Study Predicts AI Will Increase Profits 38% By 2035

A new study published by Accenture shows that the artificial intelligence boom happening across industries shows strong potential to bring corporate profits up around 38% by 2035. Specifically, the powerful revolutionary force stands to add about $14 trillion across 16 industries. Annual growth figures for some industries, as seen in the charts below, are set to double, or even more in the case of some industries, such as manufacturing and food service. The same growth figures across industries are set to increase in a similar manner from country to country, with the US leading the charge by jumping from 2.6% to 4.6%, Japan having the biggest growth by jumping from .8% to 2.7%, and Italy seeing the least benefit, projected to go from 1.0% to 1.8%.

In the United States, one of the biggest AI production and implementation markets, corporate profits across the industries in the study hit a high mark in 2010, peaking at 25% growth. The projections here have AI helping to not only bring the US back up to that figure, but to boost it by 10%, for a total of 35% annual growth. Sweden is predicted to top the US and grab the top spot for AI-powered profit growth with 37%, followed by Finland at 36%. Japan is projected to see 34% profit growth, Austria is at 30%, Germany is set for 29%, the Netherlands is showing 27%, the UK is at 25%, France is at 20%, Belgium is at 17%, Italy is at 12%, and Spain rounds out the chart with 11% profit growth.

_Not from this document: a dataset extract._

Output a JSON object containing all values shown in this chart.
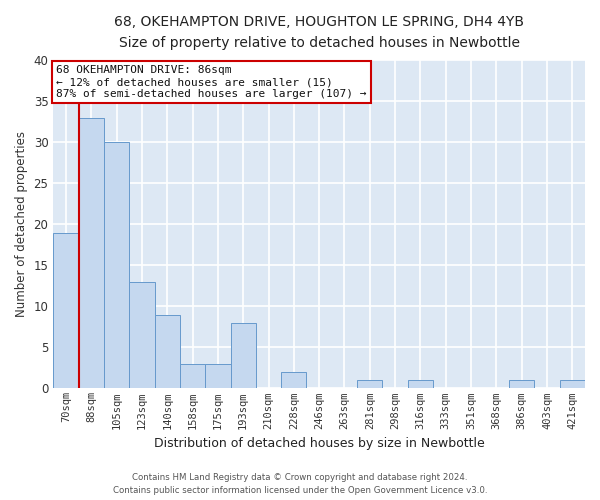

Per-industry profit growth worldwide is based on just how much profit increase and spending decrease AI can bring. Education tops the charts, with an estimated 84% profit growth by 2035. The service industry is at 74%, construction is up to 71%, retail is at 59%, healthcare is at 55%, agriculture and other nature-related enterprises is at 53%, social services sits at 46%, transportation should see 44% growth, manufacturing shows potential for up to 39% growth, financial services sees 31%, public services is at 27%, the arts and entertainment are at 26%, professional services are listed at 24%, information and communication is at 17%, and utilities closes things out with 9%. There is also a separate category that encompasses industries not specifically addressed in a cumulative fashion, and that one boasts 36%. The interesting pattern shown there does not necessarily give the greatest gains to industries that will replace the greatest number of employees with AI programs; instead, the estimations are based on a wide range of factors, including how well an economy can absorb a new technology, the distribution of jobs and how much AI could help or how easily it could replace people, and the estimated prices to set up an AI revolution in a given industry.